New M-estimator of the leading principal component
Joni Virta, Una Radojicic, Marko Voutilainen
TL;DR
The paper introduces a non-convex M-estimator for identifying the leading principal component via the objective $f_P(v)=\mathrm{E}( \| X - v\| \| X + v\| - \| X \|^2 )$, providing a nuclear-norm perspective and establishing population and sample behavior under general and elliptically symmetric distributions. It proves existence and, under ellipticity, identifiability of the leading component through a threshold on the top eigenvalue of the spatial sign covariance, and derives a limiting normal distribution for the sample minimizer with asymptotically independent direction and scale components.
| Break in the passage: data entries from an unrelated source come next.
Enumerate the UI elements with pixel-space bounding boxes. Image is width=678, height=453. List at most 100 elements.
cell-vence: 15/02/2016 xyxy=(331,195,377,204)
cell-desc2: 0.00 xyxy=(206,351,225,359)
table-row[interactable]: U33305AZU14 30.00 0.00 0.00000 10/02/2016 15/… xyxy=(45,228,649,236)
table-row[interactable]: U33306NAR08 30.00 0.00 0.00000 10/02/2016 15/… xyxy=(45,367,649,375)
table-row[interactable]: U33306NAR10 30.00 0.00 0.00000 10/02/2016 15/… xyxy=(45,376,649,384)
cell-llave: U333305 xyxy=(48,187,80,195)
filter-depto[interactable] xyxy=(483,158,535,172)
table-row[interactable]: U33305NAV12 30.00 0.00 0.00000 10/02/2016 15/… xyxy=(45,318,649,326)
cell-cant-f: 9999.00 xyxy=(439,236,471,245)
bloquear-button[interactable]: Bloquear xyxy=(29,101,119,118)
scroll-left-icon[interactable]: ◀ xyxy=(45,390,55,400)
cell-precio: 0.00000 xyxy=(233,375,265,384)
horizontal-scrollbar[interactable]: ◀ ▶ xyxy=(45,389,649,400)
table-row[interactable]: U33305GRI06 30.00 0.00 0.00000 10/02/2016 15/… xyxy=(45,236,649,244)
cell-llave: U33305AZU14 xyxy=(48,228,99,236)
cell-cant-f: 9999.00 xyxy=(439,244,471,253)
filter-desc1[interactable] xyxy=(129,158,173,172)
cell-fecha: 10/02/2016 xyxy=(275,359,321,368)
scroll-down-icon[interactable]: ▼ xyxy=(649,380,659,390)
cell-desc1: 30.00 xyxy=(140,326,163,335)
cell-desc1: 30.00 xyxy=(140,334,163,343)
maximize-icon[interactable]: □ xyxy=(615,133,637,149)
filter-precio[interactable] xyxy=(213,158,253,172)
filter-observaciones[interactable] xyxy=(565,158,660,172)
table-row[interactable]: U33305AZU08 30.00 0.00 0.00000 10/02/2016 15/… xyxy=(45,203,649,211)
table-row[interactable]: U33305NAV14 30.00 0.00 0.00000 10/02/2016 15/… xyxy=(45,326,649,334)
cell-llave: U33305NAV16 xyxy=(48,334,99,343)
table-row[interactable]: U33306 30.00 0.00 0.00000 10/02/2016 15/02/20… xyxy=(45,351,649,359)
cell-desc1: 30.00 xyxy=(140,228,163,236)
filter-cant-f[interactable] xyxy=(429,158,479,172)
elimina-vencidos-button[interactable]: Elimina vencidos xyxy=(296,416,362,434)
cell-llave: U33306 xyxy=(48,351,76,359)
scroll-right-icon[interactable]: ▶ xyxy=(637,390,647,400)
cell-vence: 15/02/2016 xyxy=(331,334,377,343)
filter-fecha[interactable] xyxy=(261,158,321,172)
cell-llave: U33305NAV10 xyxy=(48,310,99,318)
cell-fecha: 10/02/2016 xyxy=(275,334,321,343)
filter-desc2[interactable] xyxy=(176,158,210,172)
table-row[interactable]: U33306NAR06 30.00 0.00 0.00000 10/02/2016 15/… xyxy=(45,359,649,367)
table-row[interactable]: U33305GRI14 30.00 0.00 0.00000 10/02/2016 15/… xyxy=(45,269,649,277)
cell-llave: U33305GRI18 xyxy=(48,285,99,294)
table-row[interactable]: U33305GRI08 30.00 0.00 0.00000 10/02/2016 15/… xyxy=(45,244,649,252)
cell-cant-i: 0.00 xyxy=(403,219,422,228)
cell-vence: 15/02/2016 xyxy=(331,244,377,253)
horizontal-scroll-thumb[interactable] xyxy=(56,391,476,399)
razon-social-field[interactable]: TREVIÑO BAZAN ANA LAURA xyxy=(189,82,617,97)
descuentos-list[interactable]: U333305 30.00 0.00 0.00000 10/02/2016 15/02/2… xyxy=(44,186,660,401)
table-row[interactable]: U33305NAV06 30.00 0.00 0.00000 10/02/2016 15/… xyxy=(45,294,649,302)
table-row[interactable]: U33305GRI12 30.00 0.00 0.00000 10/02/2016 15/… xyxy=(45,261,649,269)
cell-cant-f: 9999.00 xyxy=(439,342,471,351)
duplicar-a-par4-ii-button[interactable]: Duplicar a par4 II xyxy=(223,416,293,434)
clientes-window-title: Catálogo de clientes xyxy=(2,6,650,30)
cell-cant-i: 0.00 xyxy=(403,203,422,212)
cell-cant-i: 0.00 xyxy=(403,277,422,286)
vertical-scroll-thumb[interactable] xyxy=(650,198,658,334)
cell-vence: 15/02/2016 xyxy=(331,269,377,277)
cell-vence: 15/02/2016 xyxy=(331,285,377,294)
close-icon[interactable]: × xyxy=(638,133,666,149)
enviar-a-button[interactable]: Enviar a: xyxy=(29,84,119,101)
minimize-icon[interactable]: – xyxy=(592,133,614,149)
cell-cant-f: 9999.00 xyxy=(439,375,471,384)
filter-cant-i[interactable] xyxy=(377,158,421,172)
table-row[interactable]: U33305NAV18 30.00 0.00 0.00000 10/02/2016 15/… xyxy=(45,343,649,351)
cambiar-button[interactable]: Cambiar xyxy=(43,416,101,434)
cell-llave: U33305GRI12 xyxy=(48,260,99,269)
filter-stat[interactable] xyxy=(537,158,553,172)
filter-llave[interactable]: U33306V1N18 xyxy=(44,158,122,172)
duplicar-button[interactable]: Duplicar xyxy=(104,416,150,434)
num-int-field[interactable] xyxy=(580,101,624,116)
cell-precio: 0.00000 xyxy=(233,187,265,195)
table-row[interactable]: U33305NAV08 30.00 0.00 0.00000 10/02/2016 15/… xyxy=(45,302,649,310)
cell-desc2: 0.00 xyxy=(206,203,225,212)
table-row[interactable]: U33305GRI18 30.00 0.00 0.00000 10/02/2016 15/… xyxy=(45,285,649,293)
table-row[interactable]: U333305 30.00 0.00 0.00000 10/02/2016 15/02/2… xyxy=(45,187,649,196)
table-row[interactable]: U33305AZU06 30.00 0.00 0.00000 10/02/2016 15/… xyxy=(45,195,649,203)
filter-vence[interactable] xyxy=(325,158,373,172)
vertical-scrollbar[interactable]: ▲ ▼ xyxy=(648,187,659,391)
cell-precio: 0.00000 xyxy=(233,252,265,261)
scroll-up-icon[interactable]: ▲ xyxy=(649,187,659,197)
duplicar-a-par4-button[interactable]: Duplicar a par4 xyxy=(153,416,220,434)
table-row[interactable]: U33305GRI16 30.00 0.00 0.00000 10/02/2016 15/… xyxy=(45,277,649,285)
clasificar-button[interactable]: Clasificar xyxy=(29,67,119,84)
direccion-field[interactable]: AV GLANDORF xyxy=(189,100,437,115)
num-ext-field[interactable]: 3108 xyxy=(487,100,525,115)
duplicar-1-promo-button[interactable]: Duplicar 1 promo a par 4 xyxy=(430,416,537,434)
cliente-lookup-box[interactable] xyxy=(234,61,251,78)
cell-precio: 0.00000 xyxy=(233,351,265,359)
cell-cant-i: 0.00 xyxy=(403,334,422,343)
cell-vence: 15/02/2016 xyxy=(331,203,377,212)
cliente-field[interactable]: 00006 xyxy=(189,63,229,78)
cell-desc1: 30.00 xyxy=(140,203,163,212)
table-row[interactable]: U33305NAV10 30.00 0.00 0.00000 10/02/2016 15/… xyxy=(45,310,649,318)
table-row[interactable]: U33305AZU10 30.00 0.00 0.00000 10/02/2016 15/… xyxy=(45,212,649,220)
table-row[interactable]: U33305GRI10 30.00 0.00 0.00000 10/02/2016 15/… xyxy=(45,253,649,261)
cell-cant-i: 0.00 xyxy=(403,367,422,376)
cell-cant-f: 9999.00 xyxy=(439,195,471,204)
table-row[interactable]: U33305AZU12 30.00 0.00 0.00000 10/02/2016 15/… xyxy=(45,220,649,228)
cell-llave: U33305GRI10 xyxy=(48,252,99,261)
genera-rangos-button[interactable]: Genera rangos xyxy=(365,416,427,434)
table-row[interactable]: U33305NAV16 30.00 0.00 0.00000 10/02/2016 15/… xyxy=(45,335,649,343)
Computation is addressed with a finite-time-convergent Weiszfeld-type algorithm, including practical initialization and update rules. Simulations corroborate the identifiability thresholds and demonstrate efficiency gains over classical PCA in heavy-tailed settings, highlighting a robust, low-moment alternative to PCA with solid theoretical guarantees and scalable computation.
Abstract
We study the minimization of the non-convex and non-differentiable objective function $v \mapsto \mathrm{E} ( \| X - v \| \| X + v \| - \| X \|^2 )$ in $\mathbb{R}^p$. In particular, we show that its minimizers recover the first principal component direction of elliptically symmetric $X$ under specific conditions. The stringency of these conditions is studied in various scenarios, including a diverging number of variables $p$. We establish the consistency and asymptotic normality of the sample minimizer. We propose a Weiszfeld-type algorithm for optimizing the objective and show that it is guaranteed to converge in a finite number of steps. The results are illustrated with two simulations.